La sollevazione si concluse in pochi minuti. Per la posa in opera compreso il volteggio della scultura, non bastò il giorno successivo e anzi si alternò sino al mese di novembre. Il tutto si risolse con i mezzi e risorse dell'epoca. 
Circa 40 anni dopo, la statua venne a bloccarsi, al cui restauro si cimentarono alcuni specialisti affiancati dal sottoscritto il quale documentò fotograficamente l'evoluzione. Il materiale fotografico è a disposizione per eventuali futuri restauri.  

Il sig. Simon Benetton ricordava, 
nonostante fosse andata a vuoto la richiesta, quando da giovinetto s'intratteneva col padre affaccendato intorno all'Arcangelo in fase di realizzazione, la cui quota in altezza, si mostrava dinanzi al figlio, meno della metà, salvo i tubi di collegamento derivati dall'estremità del capo. 
E accompagnandoci per l'azienda, gli chiedemmo fra le tante domande e richieste, se fosse stato in possesso di una copia del progetto cartaceo del campanile, allora curato dall'architetto Angelo Scattolin. La risposta negativa ci lasciò inevitabilmente senza parole, per quanto la visitazione non fu soltanto volta al ritrovamento dell'importante progetto. (30) 

(30) Il progetto (cartaceo) non è purtroppo contenuto nell'archivio della parrocchia, né su quello del defunto architetto Scattolin. Va tuttavia ricordato che, nel comunicato dell'ottobre 1955 il parroco scriveva che "la cuspide è stata ultimata come comanda il disegno". Il progetto dunque esisteva. Ricordiamo ancora una volta che se avessimo ritrovato il cartaceo, si sarebbe potuto rilevare anche l'altezza prevista della Torre altrimenti bloccata agli attuali metri 40; cioè sul piano dell'odierna cella campanaria. La soluzione dell'originaria altezza come pure dell'interruzione del campanile, verrà pubblicata quanto prima nel capitolo sesto. 
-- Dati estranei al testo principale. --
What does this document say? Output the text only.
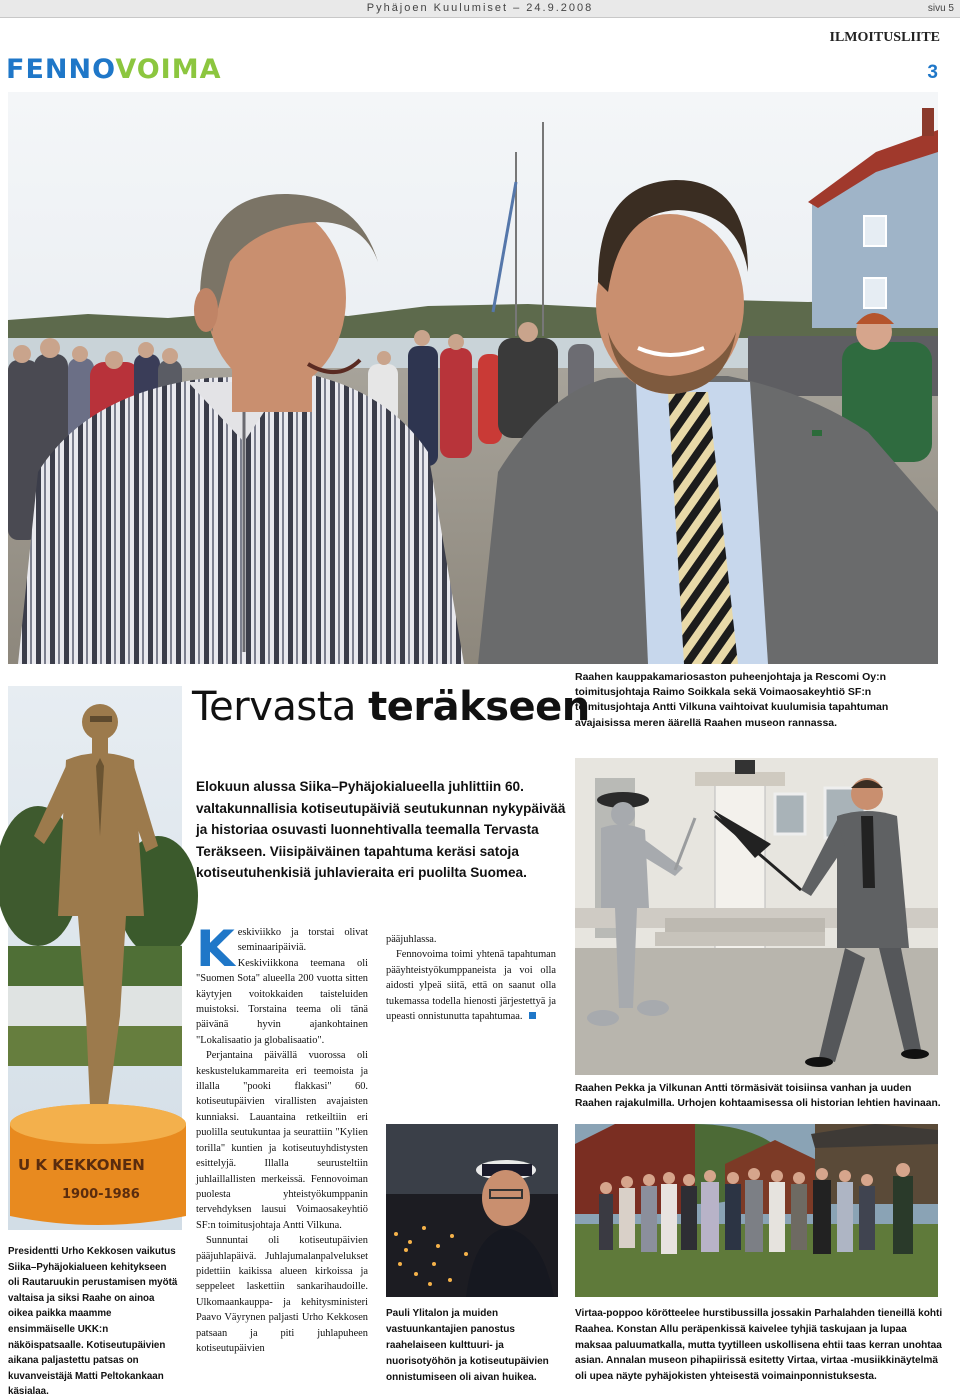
Pyhäjoen Kuulumiset – 24.9.2008	sivu 5
FENNOVOIMA
ILMOITUSLIITE
3
Tervasta teräkseen
Raahen kauppakamariosaston puheenjohtaja ja Rescomi Oy:n toimitusjohtaja Raimo Soikkala sekä Voimaosakeyhtiö SF:n toimitusjohtaja Antti Vilkuna vaihtoivat kuulumisia tapahtuman avajaisissa meren äärellä Raahen museon rannassa.
U K KEKKONEN
1900-1986
Presidentti Urho Kekkosen vaikutus Siika–Pyhäjokialueen kehitykseen oli Rautaruukin perustamisen myötä valtaisa ja siksi Raahe on ainoa oikea paikka maamme ensimmäiselle UKK:n näköispatsaalle. Kotiseutupäivien aikana paljastettu patsas on kuvanveistäjä Matti Peltokankaan käsialaa.
Elokuun alussa Siika–Pyhäjokialueella juhlittiin 60. valtakunnallisia kotiseutupäiviä seutukunnan nykypäivää ja historiaa osuvasti luonnehtivalla teemalla Tervasta Teräkseen. Viisipäiväinen tapahtuma keräsi satoja kotiseutuhenkisiä juhlavieraita eri puolilta Suomea.

Keskiviikko ja torstai olivat seminaaripäiviä. Keskiviikkona teemana oli "Suomen Sota" alueella 200 vuotta sitten käytyjen voitokkaiden taisteluiden muistoksi. Torstaina teema oli tänä päivänä hyvin ajankohtainen "Lokalisaatio ja globalisaatio".

Perjantaina päivällä vuorossa oli keskustelukammareita eri teemoista ja illalla "pooki flakkasi" 60. kotiseutupäivien virallisten avajaisten kunniaksi. Lauantaina retkeiltiin eri puolilla seutukuntaa ja seurattiin "Kylien torilla" kuntien ja kotiseutuyhdistysten esittelyjä. Illalla seurusteltiin juhlaillallisten merkeissä. Fennovoiman puolesta yhteistyökumppanin tervehdyksen lausui Voimaosakeyhtiö SF:n toimitusjohtaja Antti Vilkuna.

Sunnuntai oli kotiseutupäivien pääjuhlapäivä. Juhlajumalanpalvelukset pidettiin kaikissa alueen kirkoissa ja seppeleet laskettiin sankarihaudoille. Ulkomaankauppa- ja kehitysministeri Paavo Väyrynen paljasti Urho Kekkosen patsaan ja piti juhlapuheen kotiseutupäivien

pääjuhlassa.

Fennovoima toimi yhtenä tapahtuman pääyhteistyökumppaneista ja voi olla aidosti ylpeä siitä, että on saanut olla tukemassa todella hienosti järjestettyä ja upeasti onnistunutta tapahtumaa.

Raahen Pekka ja Vilkunan Antti törmäsivät toisiinsa vanhan ja uuden Raahen rajakulmilla. Urhojen kohtaamisessa oli historian lehtien havinaan.
Pauli Ylitalon ja muiden vastuunkantajien panostus raahelaiseen kulttuuri- ja nuorisotyöhön ja kotiseutupäivien onnistumiseen oli aivan huikea.
Virtaa-poppoo körötteelee hurstibussilla jossakin Parhalahden tieneillä kohti Raahea. Konstan Allu peräpenkissä kaivelee tyhjiä taskujaan ja lupaa maksaa paluumatkalla, mutta tyytilleen uskollisena ehtii taas kerran unohtaa asian. Annalan museon pihapiirissä esitetty Virtaa, virtaa -musiikkinäytelmä oli upea näyte pyhäjokisten yhteisestä voimainponnistuksesta.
Gli chiedemmo peraltro, alcuni particolari sulla costruzione del colosso di acciaio, non escluso eventuali documentazioni fotografiche eseguite durante la composizione. Niente di tutto questo, salvo alcune memorie conservate dal figlio dott. Simon. Nonostante le tante ricerche effettuate anche altrove, il progetto cartaceo per il campanile di Quarto, non venne mai rintracciato. Siamo certi però della sua realizzazione in quanto sono emerse alcune testimonianze dell'opera. Si possono apprendere nel capitolo sesto, rimasto appositamente vuoto. 

L'intrattenimento col dott. Simon non fu per certi versi completamente negativo. Non lo fu per il semplice fatto che, oltre ad averci illustrato i segreti del mestiere del padre, lo ricordava intento a riprodurre il volto di Michele, per quanto possibile renderlo almeno somigliate all'odierna tela custodita nella chiesa di Quarto d'Altino. E se davvero l'illustre maestro vi riuscì, non spetta a noi quantificarlo. 
Ma se dovessimo scegliere tra un dipinto su tela e i problemi costituiti dalla robustezza dell'acciaio piegato e, di quanto comporta tutto il resto, non vi sarebbero dubbi su quale dei due ci saremmo schierati. 
In qualunque cosa poi, si fosse ispirato o tentato di rendere simile alla bellezza del dipinto di Quarto, gli va certo il merito di averci almeno provato
Alla morte di Toni Benetton, il figlio Simon proseguì nell'attività avviata dal genitore. Artista riconosciuto e amato si spense per malattia il 15 ottobre 2016. Nacque a Treviso il 24 ottobre 1933. A Quarto d'Altino vi sono alcune sue opere erette su alcune piazze del comune. Le prime due sono collocate presso la piazzetta di via Isonzo bisognose di restauro, la terza presso il monumento ai caduti di Portegrandi. 
Addio dunque ai Maestri del ferro e dell'acciaio piegato... che l'Arcangelo Michele vegli su voi.